The Living In Place Institute will hold a brief groundbreaking ceremony for its Idea Home this coming Sunday, March 19, at 1 p.m., on the homesite at 1139 W. Enclave Circle, Louisville, Colo., and representatives of the Denver media are invited to attend.

The Idea Home took shape after the home of Louie Delaware, Founder and President of The Living In Place Institute, was among 1,084 homes destroyed in the Marshall Wildfire on Dec. 30, 2021. Scheduled for completion in early 2024, the rebuilt home will stage a series of events and workshops to promote the concept of Living In Place, before the Delaware family moves back in.

The Living in Place Institute promotes accessible, healthy, safe homes designed to meet people’s needs as they age or confront other challenges in life. In addition to endorsing the idea of Living In Place, the Institute trains housing and other professionals to create the capability of Living In Place as they work to design and build the next generation of homes, condominiums and apartments. 

“For my family and me, this has become a chance to retrieve an ongoing benefit for people of all ages and capabilities, from what otherwise has been a tragedy of huge proportion,” says Delaware, who will conduct the ceremony.

The Idea Home is located in The Enclave, a neighborhood southwest of Louisville’s Harper Lake, where numbers of homes are now beginning reconstruction following the fire. Unlike the original home, the new design will require no steps to enter from either street or garage, with no thresholds. All other rooms, baths and areas will be equally accessible.

Visitors to the completed home will see similar modifications that work in favor of families facing a broad range of commonplace challenges, including younger families coping with kids with autism and other developmental disabilities, and of people dealing with an accident or a cognitive disability.

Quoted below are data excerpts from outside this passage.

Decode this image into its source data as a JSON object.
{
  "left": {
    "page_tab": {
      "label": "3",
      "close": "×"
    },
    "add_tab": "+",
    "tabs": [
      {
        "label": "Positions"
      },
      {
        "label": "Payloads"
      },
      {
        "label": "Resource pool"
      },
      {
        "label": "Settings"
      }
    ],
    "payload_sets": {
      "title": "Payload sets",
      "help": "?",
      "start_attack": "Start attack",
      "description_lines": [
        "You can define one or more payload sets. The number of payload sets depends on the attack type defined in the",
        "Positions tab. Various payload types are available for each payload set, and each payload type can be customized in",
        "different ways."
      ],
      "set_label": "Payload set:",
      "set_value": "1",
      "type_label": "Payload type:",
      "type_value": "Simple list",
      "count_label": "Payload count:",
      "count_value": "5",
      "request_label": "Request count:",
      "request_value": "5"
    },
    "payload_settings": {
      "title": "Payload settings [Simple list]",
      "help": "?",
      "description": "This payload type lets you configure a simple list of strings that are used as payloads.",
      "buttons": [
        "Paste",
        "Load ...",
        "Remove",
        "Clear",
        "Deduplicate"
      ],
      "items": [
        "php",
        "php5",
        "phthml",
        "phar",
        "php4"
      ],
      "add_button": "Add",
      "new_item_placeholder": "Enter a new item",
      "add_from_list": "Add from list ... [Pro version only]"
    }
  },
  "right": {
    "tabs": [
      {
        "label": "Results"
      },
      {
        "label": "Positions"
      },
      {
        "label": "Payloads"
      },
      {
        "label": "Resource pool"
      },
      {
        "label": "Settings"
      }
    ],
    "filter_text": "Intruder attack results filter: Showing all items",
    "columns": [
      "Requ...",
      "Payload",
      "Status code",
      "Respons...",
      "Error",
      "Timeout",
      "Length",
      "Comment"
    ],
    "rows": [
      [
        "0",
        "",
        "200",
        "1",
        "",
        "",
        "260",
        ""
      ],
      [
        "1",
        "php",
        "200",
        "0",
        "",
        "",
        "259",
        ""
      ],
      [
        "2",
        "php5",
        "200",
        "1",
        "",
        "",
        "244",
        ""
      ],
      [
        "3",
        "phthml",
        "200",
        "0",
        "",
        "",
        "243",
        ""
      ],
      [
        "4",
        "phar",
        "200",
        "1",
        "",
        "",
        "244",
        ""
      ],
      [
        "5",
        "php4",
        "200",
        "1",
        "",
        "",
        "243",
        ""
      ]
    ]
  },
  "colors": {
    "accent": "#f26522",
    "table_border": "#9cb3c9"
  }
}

Those features will include halls and doorways designed for walkers and wheelchairs; kitchen and baths with counters and cabinetry designed to accommodate users with disabilities; and lighting, safety and smart-home technologies that eliminate a wide range of accessibility issues and safety risks.

Delaware notes that over recent decades, Denver has seen a wave of ranch style homes arrive for the market of age-50-plus buyers, but with very few of them that show anything close to zero-step entries and other key accommodations.

Meanwhile, a vast majority of the older population intends to age at home—some 76% of Americans aged 50 and older according to a 2018 report by AARP. Over 13% of Americans face a physical and/or cognitive disability that average homes are not designed to serve, and the number grows as the population ages.

Also present for the groundbreaking will be builder Tim Coonce of Niwot-based Porchfront Homes, selected for the Idea Home project. Danielian Associates of Irvine, Calif., is creating the architecture. Delaware is working with two National Kitchen and Bath Association Certified Master Kitchen and Bath Designers, Maria Stapperfenne and Barbara Barton, each a Certified Living In Place Professional; along with Lighting Designer Jaye Morrow of Denver-based Urban Lights; and Interior Designer Colleen Johnson. S. Robert August, a long-time Denver housing developer, will guide promotional and open house activities. 

“The Living In Place Institute Idea Home will show priorities for a new generation of living spaces that are accessible, healthy, safe, secure, beautiful, functional and connected,” says Dani Polidor, Vice President Sales & Marketing at the Living In Place Institute. “This will be the way all homes should be built.”